Они вышли из старого дома и начали медленно пробираться между спутанными ветвями деревьев, завязая в густой траве и в мелком кустарнике, беспрестанно оглядываясь назад в страхе отойти слишком далеко от места, где можно было считать себя в безопасности. Вдруг Грабинину почудилось шуршание листьев под чьими-то ногами, и он остановился, чтобы прислушаться. Шорох смолк, но Владимир Михайлович продолжал стоять неподвижно, напряженно всматриваясь в зелень, сверкавшую в заходящих лучах солнца.

Елена хотела сказать ему, чтобы он успокоился, что никто не проникнет сюда, что Андрей с женой зорко стерегут их, но, взглянув на него, сама побледнела от страха, и слова замерли у нее в горле, — так был бледен Грабинин и таким зловещим блеском сверкали у него глаза.

До его ушей опять начал доходить роковой шорох: шаги то приближались, то отдалялись. Тысячи предположений, одно другого ужаснее, вихрем проносились в мозгу Владимира Михайловича. Аратов все узнал, прискакал сюда. Андрей, может быть, уже убит, и сейчас убийца его предстанет перед ними, конечно, вооруженный, а отразить его нечем! Нечем защитить доверившуюся ему женщину!

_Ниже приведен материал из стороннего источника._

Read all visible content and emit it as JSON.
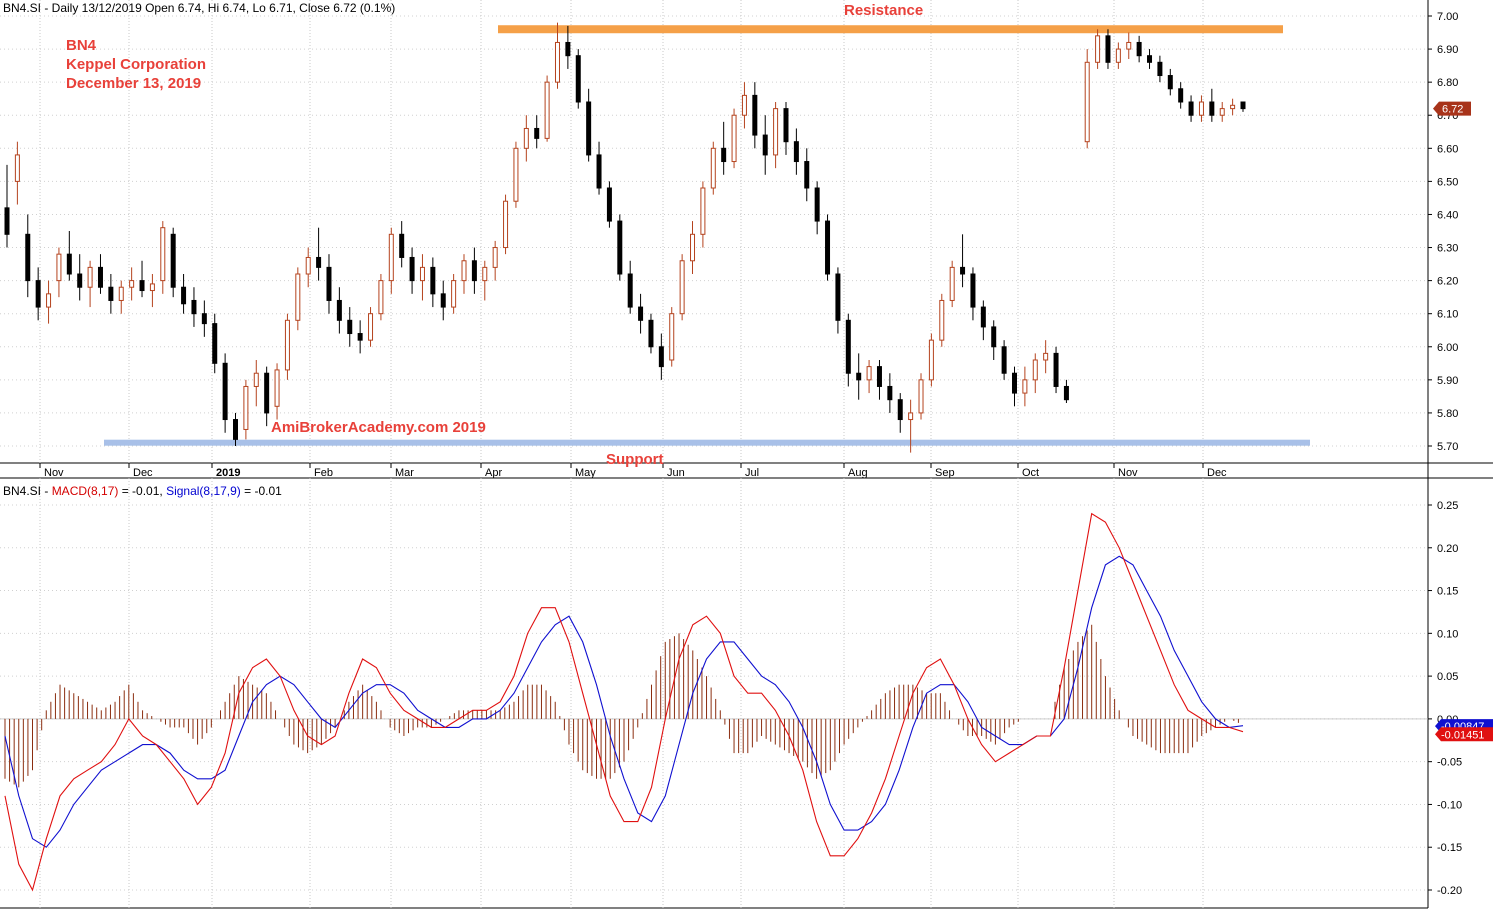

— Бегите… оставьте нас вдвоем… Господь мне поможет… Бегите скорее, ради Создателя! — шепнул он прерывающимся голосом, указывая Елене на развалины дома, белевшего шагах в двухстах от того места, где они остановились.

Но она бессознательным движением существа, ищущего защиты, прижималась к нему все ближе и ближе.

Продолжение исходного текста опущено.